The telco, in conjunction with BEA and Cisco Systems, used the prototype RFID system to track individual pallets for CHEP. Telstra principal of convergent solutions, Kevin Larnach, said RFID was a logical extension of its services.

"Telstra has long been involved in letting people communicate with each other and now we see definite future growth in helping machines talk to other machines," he said.

Larnach said the recent trial tied together RFID readers, tags, software, communications, and systems integration to track where pallets were in the CHEP network.

"Pallets are moving around on trucks and sometimes there isn't visibility of who has them. They also have come back to CHEP for repair and reissue," he said. "With RFID technology you know where every pallet is."

Telstra's end-to-end RFID offering is dubbed Adaptive Asset Manager (AAM) and can run over a managed LAN/WAN as well as its Next G network.
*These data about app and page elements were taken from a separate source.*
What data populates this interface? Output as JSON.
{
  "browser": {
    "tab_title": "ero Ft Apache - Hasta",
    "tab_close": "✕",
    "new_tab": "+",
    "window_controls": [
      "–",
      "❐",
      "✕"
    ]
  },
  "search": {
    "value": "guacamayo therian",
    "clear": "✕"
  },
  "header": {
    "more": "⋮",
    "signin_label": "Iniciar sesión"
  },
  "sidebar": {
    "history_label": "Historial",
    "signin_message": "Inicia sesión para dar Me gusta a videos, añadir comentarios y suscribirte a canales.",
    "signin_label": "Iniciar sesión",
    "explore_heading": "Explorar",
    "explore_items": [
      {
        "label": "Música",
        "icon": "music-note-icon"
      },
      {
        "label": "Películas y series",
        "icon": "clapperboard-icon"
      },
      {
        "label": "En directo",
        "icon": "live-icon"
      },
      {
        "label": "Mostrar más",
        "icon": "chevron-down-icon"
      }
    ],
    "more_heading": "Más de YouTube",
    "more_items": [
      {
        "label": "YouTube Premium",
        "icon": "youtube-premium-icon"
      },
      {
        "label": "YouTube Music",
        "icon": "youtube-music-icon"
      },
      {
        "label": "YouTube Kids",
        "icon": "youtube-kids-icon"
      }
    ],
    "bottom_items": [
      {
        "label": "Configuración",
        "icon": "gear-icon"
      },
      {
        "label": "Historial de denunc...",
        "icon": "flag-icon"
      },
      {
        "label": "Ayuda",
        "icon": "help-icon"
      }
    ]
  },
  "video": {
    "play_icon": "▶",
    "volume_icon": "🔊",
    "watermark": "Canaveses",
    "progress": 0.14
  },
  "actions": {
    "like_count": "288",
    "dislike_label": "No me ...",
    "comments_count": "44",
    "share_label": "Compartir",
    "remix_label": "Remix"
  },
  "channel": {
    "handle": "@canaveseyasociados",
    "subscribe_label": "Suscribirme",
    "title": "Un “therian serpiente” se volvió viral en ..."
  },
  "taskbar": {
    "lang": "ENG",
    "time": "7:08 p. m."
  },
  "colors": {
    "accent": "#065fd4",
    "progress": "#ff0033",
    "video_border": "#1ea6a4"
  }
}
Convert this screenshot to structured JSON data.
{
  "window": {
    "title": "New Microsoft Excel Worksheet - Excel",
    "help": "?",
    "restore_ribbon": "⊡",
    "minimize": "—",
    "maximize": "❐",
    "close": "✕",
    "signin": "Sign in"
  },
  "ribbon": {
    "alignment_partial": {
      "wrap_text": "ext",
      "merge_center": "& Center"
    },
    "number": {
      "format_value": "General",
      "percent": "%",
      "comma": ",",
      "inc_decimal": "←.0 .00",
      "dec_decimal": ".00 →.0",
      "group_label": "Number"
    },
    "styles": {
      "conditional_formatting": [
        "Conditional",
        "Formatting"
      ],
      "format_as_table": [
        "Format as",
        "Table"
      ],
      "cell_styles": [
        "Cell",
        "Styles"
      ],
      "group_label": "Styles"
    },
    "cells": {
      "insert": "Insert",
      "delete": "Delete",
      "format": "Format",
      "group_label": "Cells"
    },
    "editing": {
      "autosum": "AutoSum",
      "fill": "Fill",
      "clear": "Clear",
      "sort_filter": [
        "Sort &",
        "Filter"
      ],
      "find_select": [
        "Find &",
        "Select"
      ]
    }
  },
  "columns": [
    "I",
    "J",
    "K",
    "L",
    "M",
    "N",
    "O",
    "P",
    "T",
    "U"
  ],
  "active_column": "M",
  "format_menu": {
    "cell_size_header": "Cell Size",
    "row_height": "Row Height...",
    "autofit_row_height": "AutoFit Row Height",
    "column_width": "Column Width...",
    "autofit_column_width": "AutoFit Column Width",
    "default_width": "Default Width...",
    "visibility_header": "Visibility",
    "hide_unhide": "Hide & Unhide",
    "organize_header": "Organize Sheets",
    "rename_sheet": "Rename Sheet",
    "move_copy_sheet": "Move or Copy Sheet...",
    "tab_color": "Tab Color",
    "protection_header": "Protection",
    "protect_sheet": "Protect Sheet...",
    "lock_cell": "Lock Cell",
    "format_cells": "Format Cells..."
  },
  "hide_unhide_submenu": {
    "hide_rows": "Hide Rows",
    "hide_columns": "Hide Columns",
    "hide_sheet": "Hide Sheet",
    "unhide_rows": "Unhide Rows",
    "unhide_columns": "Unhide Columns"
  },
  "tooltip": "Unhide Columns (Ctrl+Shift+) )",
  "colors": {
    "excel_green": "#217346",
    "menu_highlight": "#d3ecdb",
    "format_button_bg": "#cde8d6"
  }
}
The telco would begin spruiking the technology to some of its larger clients later this year, Larnach said, with an eye on partners covering the lower end of the market.

"Our initial go-to market will be to a few larger companies we already have relationships with such as Coles, Woolworths and Brambles [which owns CHEP]," he said. "Once we've got that under our belt we'll look to other go-to market models with resellers and partnerships."

Larnach expected lots of channel interest in promoting AAM, from dedicated systems integrators through to businesses involved with any form of returnable container. The solution could be pitched as part of an overall supply chain update, he said. Telstra is currently working with an integrator on a customer project but Larnach declined to provide details.

A recent study conducted by RMIT found even smaller sites would have to invest at least $50,000 to install an RFID system on its premises. Larnach said it would address prohibitive upfront costs through a subscription model.

"A business will be able to get its hands on the RFID readers and associated infrastructure and connectivity with no upfront cost," he said. "They will be subscribed to a plan based on their usage."